Análisis

Inmaculada Peña Ruiz

Reflexión sobre la divulgación artística

El pasado viernes 26 de noviembre di una conferencia en San Fernando sobre el retablo gótico dedicado a San Miguel Arcángel y La Pasión de Cristo, que forma parte de la Colección Joaquín y Helena Rivero en Bodegas Tradición.

Mi participación fue una de las de cinco ponencias, organizadas por la Asociación Cultural Cofrade La Venera, para el III Simposio sobre Hermandades y Cofradías de la Provincia de Cádiz.

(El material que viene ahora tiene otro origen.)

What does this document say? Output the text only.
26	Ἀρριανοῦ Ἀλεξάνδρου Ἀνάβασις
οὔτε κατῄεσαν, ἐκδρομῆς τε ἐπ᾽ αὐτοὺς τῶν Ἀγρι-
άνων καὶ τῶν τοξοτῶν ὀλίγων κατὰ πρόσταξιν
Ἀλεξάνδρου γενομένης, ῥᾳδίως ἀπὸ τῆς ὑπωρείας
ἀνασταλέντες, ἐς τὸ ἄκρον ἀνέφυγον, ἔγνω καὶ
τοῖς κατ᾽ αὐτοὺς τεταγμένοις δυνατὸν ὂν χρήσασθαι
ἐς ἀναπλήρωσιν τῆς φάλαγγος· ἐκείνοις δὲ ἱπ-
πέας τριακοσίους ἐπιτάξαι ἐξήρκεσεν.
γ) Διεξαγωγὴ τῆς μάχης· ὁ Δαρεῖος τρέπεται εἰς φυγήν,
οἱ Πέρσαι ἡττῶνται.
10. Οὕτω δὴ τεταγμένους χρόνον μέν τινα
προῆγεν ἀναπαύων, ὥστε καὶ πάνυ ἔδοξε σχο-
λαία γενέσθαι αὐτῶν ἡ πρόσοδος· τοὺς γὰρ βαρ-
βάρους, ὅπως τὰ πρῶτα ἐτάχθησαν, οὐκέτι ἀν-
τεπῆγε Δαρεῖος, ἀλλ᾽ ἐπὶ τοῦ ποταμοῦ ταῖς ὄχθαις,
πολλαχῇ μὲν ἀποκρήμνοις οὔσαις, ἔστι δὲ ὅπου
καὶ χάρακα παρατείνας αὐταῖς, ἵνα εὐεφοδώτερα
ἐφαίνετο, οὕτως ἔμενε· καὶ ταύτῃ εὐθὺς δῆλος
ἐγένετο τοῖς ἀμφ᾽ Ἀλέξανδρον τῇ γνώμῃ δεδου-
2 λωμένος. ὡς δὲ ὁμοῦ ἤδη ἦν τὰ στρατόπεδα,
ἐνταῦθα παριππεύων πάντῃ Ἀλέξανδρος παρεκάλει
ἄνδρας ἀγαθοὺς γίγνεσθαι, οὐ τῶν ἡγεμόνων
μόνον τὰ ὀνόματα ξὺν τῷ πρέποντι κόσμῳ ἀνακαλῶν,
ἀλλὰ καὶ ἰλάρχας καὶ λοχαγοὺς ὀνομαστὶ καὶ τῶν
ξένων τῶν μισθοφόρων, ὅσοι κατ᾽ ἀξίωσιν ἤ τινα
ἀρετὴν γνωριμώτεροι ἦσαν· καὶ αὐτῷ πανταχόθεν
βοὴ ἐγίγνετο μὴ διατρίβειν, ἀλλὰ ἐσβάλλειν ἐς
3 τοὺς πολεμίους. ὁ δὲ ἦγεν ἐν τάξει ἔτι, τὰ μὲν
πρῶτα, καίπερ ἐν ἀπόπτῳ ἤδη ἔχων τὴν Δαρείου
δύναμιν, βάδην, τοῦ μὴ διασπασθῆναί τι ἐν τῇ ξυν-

Disfrutando igualmente del resto de conferencias, no me dejaba de llamar la atención la gran aceptación que este tipo de comunicaciones genera en el público, por la complejidad de su contenido. Soy de la opinión de que la cultura y el patrimonio en general, comprendido de la mano de expertos, es una de las mejores experiencias que se pueden vivir.

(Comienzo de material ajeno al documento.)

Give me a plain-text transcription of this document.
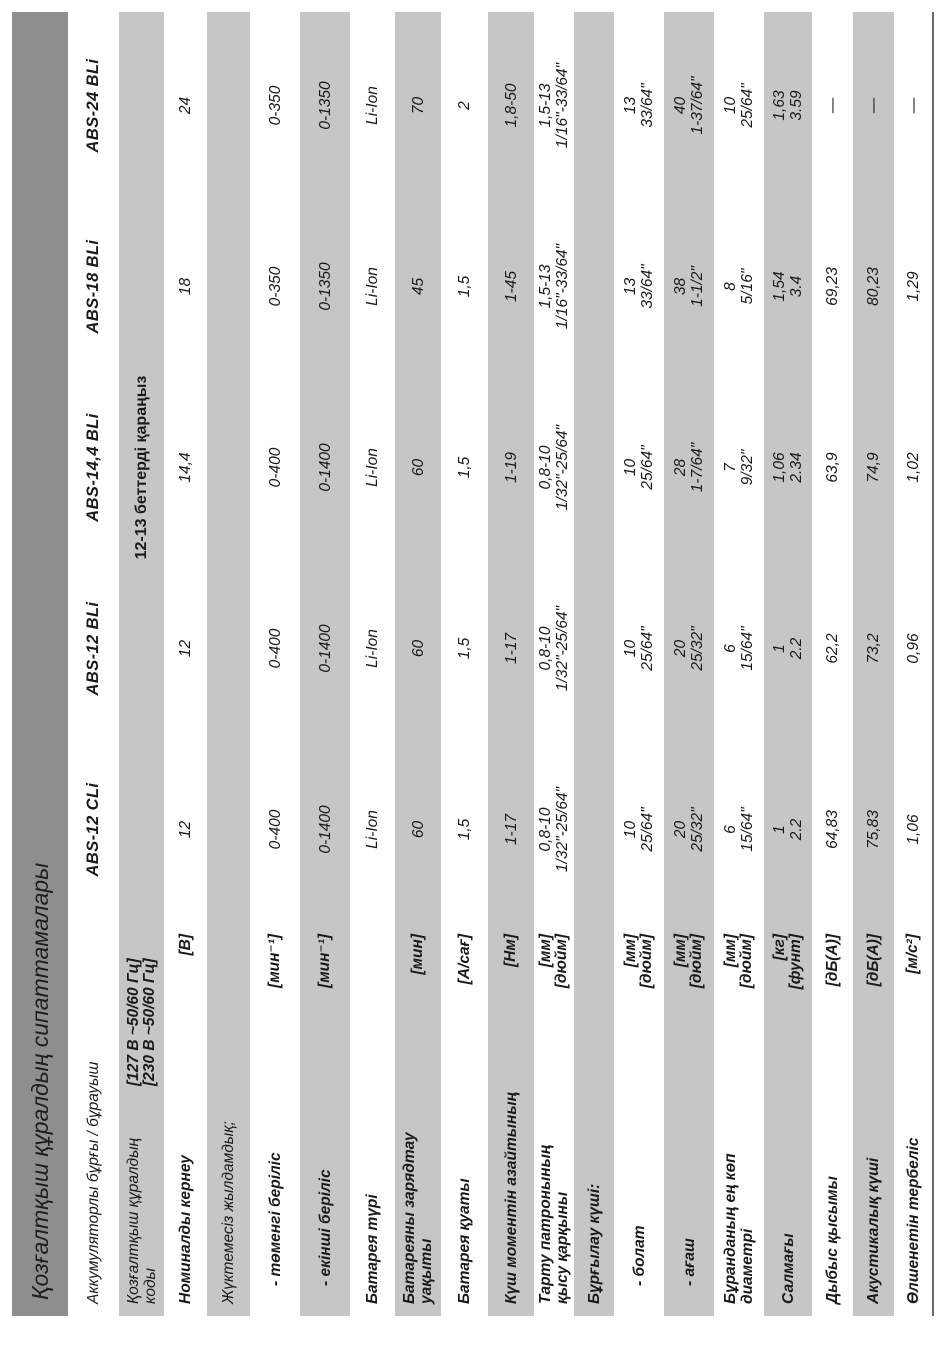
Қозғалтқыш құралдың сипаттамалары	Аккумуляторлы бұрғы / бұрауыш
ABS-12 CLi
ABS-12 BLi
ABS-14,4 BLi
ABS-18 BLi
ABS-24 BLi
Қозғалтқыш құралдың коды
[127 В ~50/60 Гц] [230 В ~50/60 Гц]
12-13 беттерді қараңыз
Номиналды кернеу
[В]
12
12
14,4
18
24
Жүктемесіз жылдамдық; - төменгі беріліс
[мин⁻¹]
0-400
0-400
0-400
0-350
0-350
- екінші беріліс
[мин⁻¹]
0-1400
0-1400
0-1400
0-1350
0-1350
Батарея түрі
Li-Ion
Li-Ion
Li-Ion
Li-Ion
Li-Ion
Батареяны зарядтау уақыты
[мин]
60
60
60
45
70
Батарея қуаты
[А/сағ]
1,5
1,5
1,5
1,5
2
Күш моментін азайтының
[Нм]
1-17
1-17
1-19
1-45
1,8-50
Тарту патронының қысу қарқыны
[мм] [дюйм]
0,8-10 1/32"-25/64"
0,8-10 1/32"-25/64"
0,8-10 1/32"-25/64"
1,5-13 1/16"-33/64"
1,5-13 1/16"-33/64"
Бұрғылау күші: - болат
[мм] [дюйм]
10 25/64"
10 25/64"
10 25/64"
13 33/64"
13 33/64"
- ағаш
[мм] [дюйм]
20 25/32"
20 25/32"
28 1-7/64"
38 1-1/2"
40 1-37/64"
Бұранданың ең көп диаметрі
[мм] [дюйм]
6 15/64"
6 15/64"
7 9/32"
8 5/16"
10 25/64"
Салмағы
[кг] [фунт]
1 2.2
1 2.2
1,06 2.34
1,54 3.4
1,63 3.59
Дыбыс қысымы
[дБ(А)]
64,83
62,2
63,9
69,23
—
Акустикалық күші
[дБ(А)]
75,83
73,2
74,9
80,23
—
Өлшенетін тербеліс
[м/с²]
1,06
0,96
1,02
1,29
—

Al igual que el Jerez, explicado por el enólogo "a pie de bota" en la "crujía" de una bodega, el arte, explicado por una persona formada en la materia, no sólo transmite credibilidad, además, es capaz de sembrar con sus palabras, esa semilla de la curiosidad en aquellos que la escuchan.

En muchas ocasiones, el valor artístico, el atractivo histórico, la importancia cultural e incluso, la popularidad de una obra de arte, dependen en gran medida de esa labor de divulgación que la pone en valor y le da sentido, para que un espectador que no la conoce, la entienda. Porque cuanto más difícil es entender una obra de arte y más lejana nos parece a la vida cotidiana, mayor es la necesidad de ser protegida, conservada y divulgada por los expertos.

Por tanto, la celebración de simposios como el organizado en San Fernando, así como conferencias, charlas especializadas o visitas, son capaces de influir de forma decisiva en el pensamiento de los asistentes y también, en la historia material, futuro y sino de cada obra de arte.